Lawrence "Chubby" Woodman was an entrepreneur and restaurant owner who legend has it invented the fried clam. He opened Woodman's of Essex, first as a clam shack, with his wife Bessie on Main Street in Essex, Massachusetts and sold freshly dug steamer clams as well as ice cream and homemade potato chips.

Legend has it that Woodman invented fried clams on July 3, 1916.  According to the company website this happened during a visit from a friend and fisherman, Mr. Tarr of neighboring Gloucester. Chubby took his suggestion to put some clams into the oil used for deep-frying the potato chips. Some modifications were made, such as dipping the clams in evaporated milk and corn flour, and the fried clam was born.

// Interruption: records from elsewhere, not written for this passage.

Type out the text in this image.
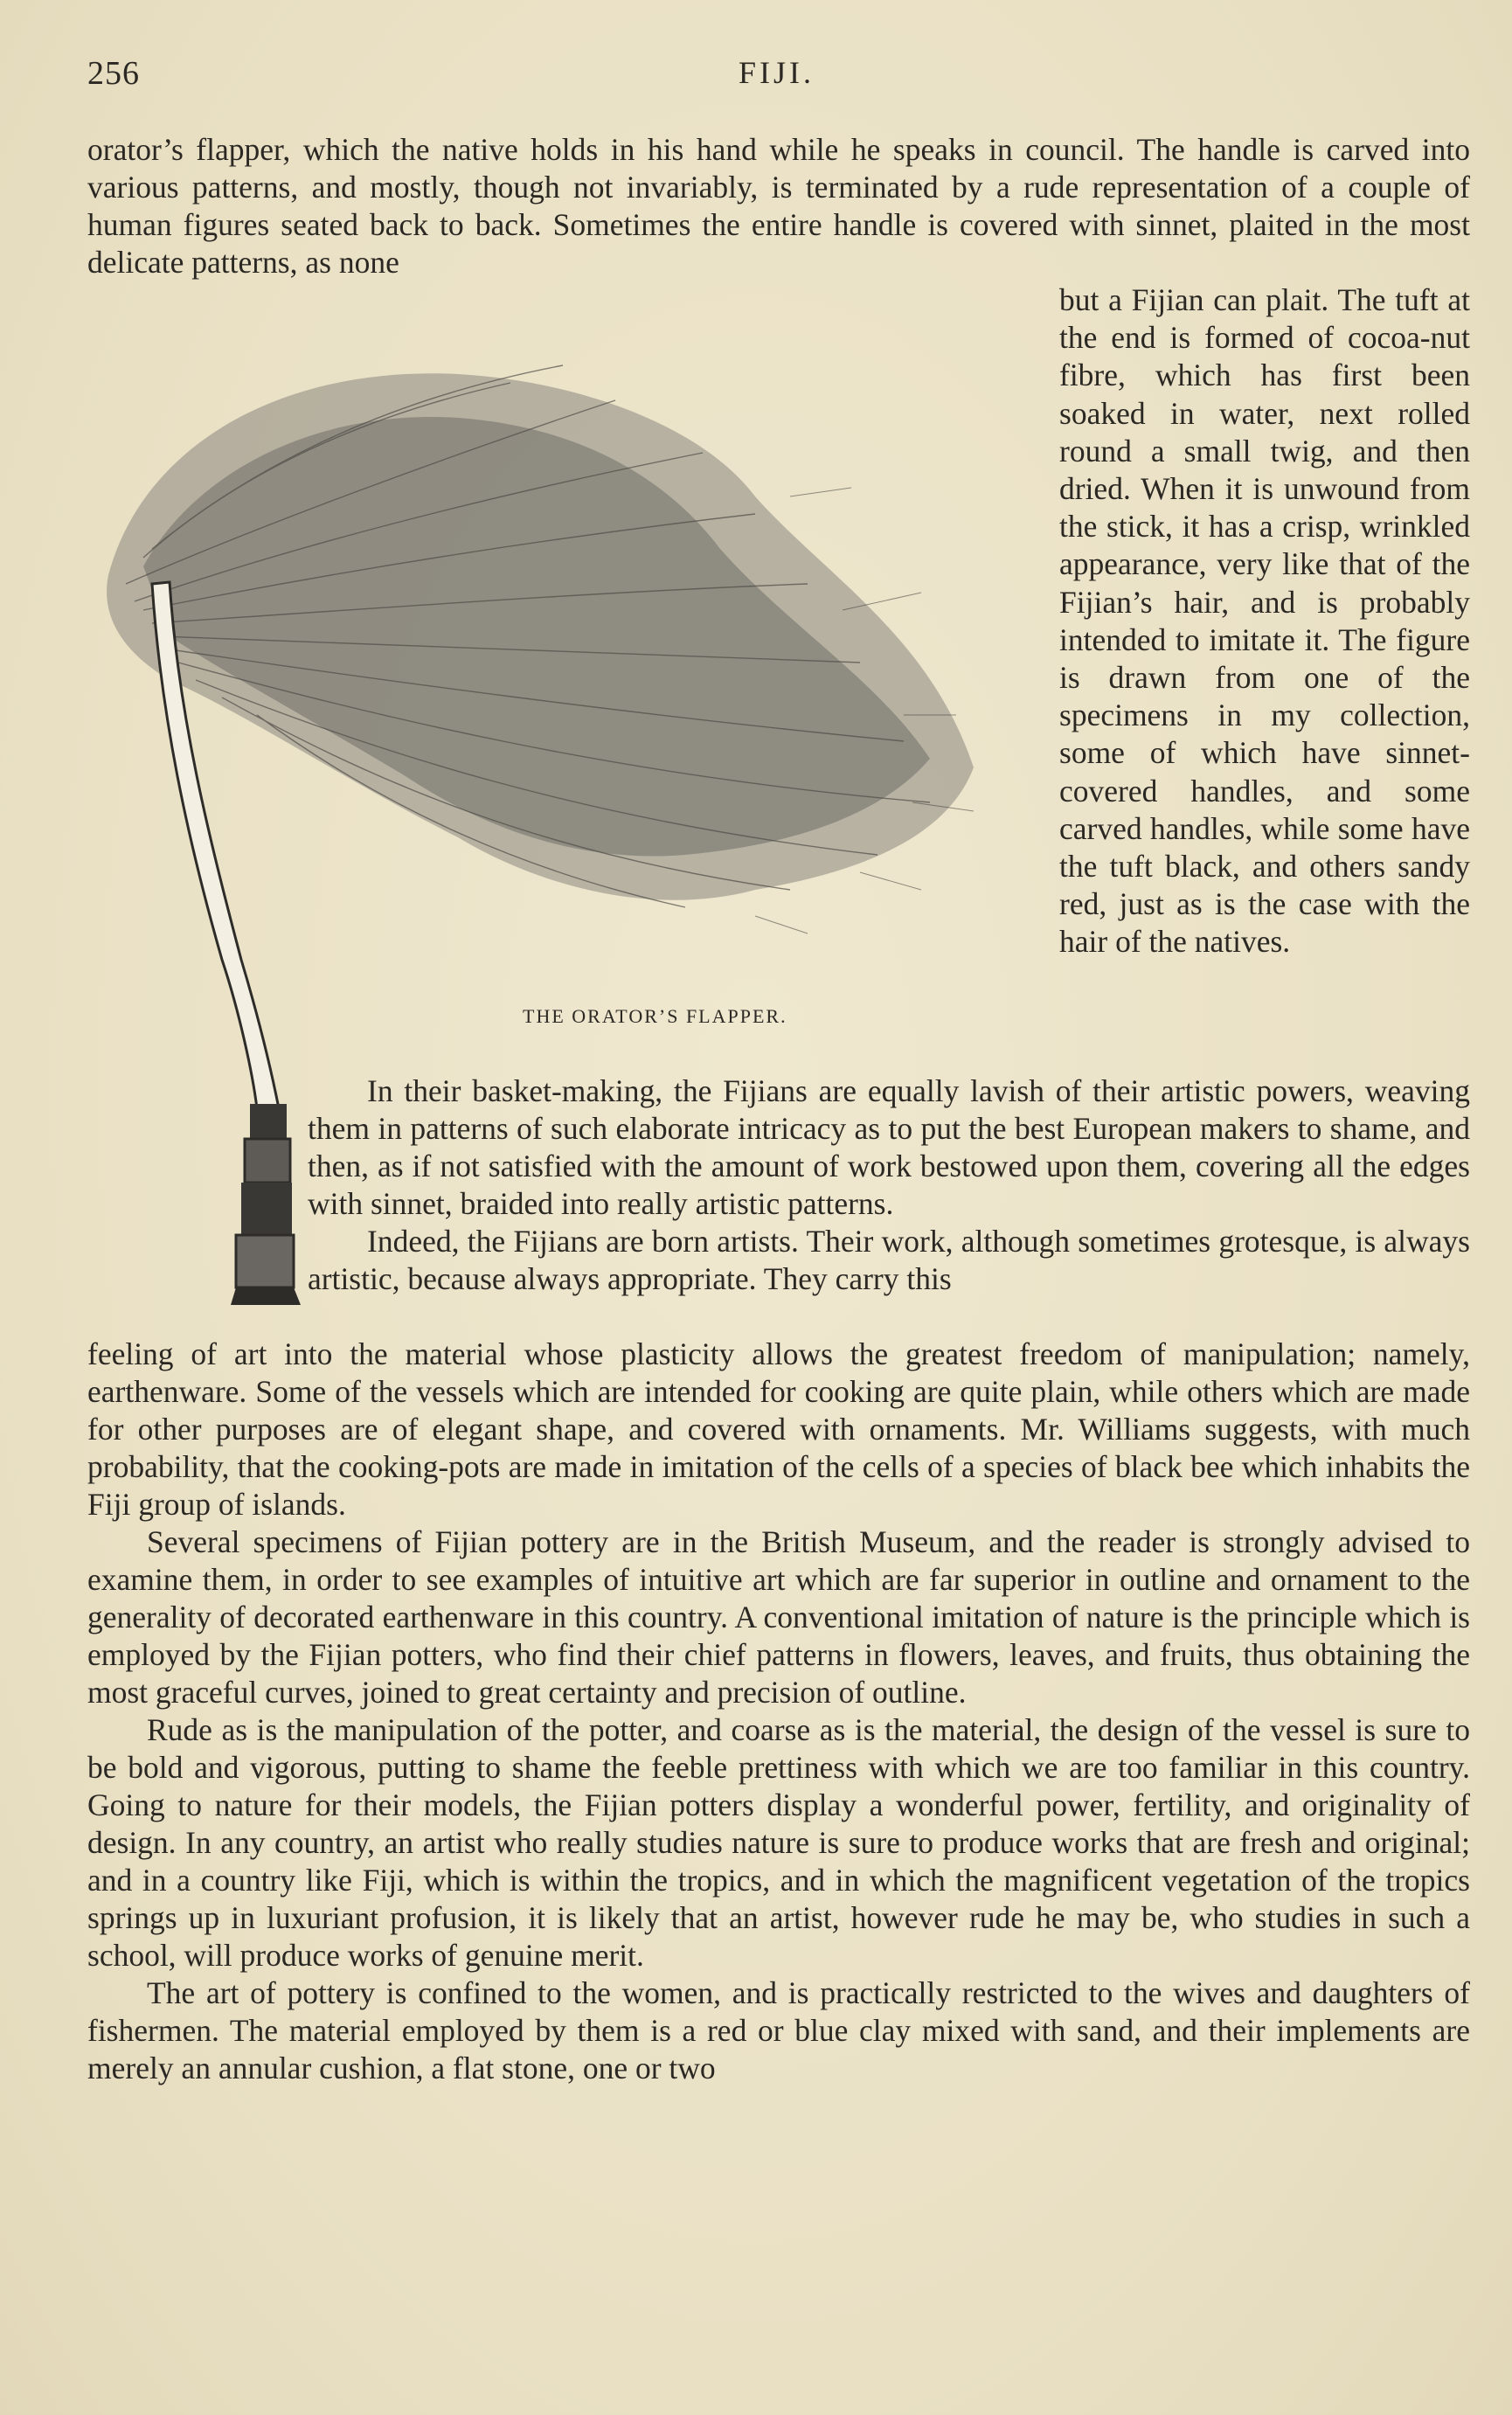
256	FIJI.

orator’s flapper, which the native holds in his hand while he speaks in council. The handle is carved into various patterns, and mostly, though not invariably, is terminated by a rude representation of a couple of human figures seated back to back. Sometimes the entire handle is covered with sinnet, plaited in the most delicate patterns, as none

but a Fijian can plait. The tuft at the end is formed of cocoa-nut fibre, which has first been soaked in water, next rolled round a small twig, and then dried. When it is unwound from the stick, it has a crisp, wrinkled appearance, very like that of the Fijian’s hair, and is probably intended to imitate it. The figure is drawn from one of the specimens in my collection, some of which have sinnet-covered handles, and some carved handles, while some have the tuft black, and others sandy red, just as is the case with the hair of the natives.

THE ORATOR’S FLAPPER.

In their basket-making, the Fijians are equally lavish of their artistic powers, weaving them in patterns of such elaborate intricacy as to put the best European makers to shame, and then, as if not satisfied with the amount of work bestowed upon them, covering all the edges with sinnet, braided into really artistic patterns.

Indeed, the Fijians are born artists. Their work, although sometimes grotesque, is always artistic, because always appropriate. They carry this

feeling of art into the material whose plasticity allows the greatest freedom of manipulation; namely, earthenware. Some of the vessels which are intended for cooking are quite plain, while others which are made for other purposes are of elegant shape, and covered with ornaments. Mr. Williams suggests, with much probability, that the cooking-pots are made in imitation of the cells of a species of black bee which inhabits the Fiji group of islands.

Several specimens of Fijian pottery are in the British Museum, and the reader is strongly advised to examine them, in order to see examples of intuitive art which are far superior in outline and ornament to the generality of decorated earthenware in this country. A conventional imitation of nature is the principle which is employed by the Fijian potters, who find their chief patterns in flowers, leaves, and fruits, thus obtaining the most graceful curves, joined to great certainty and precision of outline.

Rude as is the manipulation of the potter, and coarse as is the material, the design of the vessel is sure to be bold and vigorous, putting to shame the feeble prettiness with which we are too familiar in this country. Going to nature for their models, the Fijian potters display a wonderful power, fertility, and originality of design. In any country, an artist who really studies nature is sure to produce works that are fresh and original; and in a country like Fiji, which is within the tropics, and in which the magnificent vegetation of the tropics springs up in luxuriant profusion, it is likely that an artist, however rude he may be, who studies in such a school, will produce works of genuine merit.

The art of pottery is confined to the women, and is practically restricted to the wives and daughters of fishermen. The material employed by them is a red or blue clay mixed with sand, and their implements are merely an annular cushion, a flat stone, one or two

Chubby Woodman's clam related innovations continued with the idea of mobilizing New England clam bake. He used a truck loaded with food, boilers, and wood, and the clambake was done at the customer's preferred location. Woodman's restaurant now sells "clambakes to go," consisting of all the necessary ingredients such as lobster, clams, potatoes, and corn.

Woodmans' legacy and his restaurant's focus on clams was adversely impacted in 2005 by a severe red tide tightening the clam supplies and causing price increases. Woodman's was forced to import clams from Canada.

Family and legacy 
Eventually, the family business came into the hands of Chubby’s son, Lawrence Dexter Woodman, commonly referred to as "Deck," and his wife Virginia. After his death in 1987, Deck’s children and grandchildren founded the L. Dexter Woodman Scholarship Fund. The scholarship provides scholarships of $20,000 to two local high school seniors to help them toward college; applicants are judged on character and community service, as well as on academics, extracurricular activities, and need. The scholarship fund hosts two main fundraising events each May, the "Taste of Essex," a tasting event with local food, and "Deck’s Day for Dubbers," a golf tournament.

Reputation
Woodman's reputation is recognized in many travel and restaurant guides, such as Frommer's New England, Frommer's Boston 2006 and Boston 2007, and their Irreverent Guide to Boston. Fodor included the restaurant in their Where to Weekend Around Boston, and the Phantom Gourmet Guide to Boston's Best Restaurants 2008 affirms it has the best fried clams.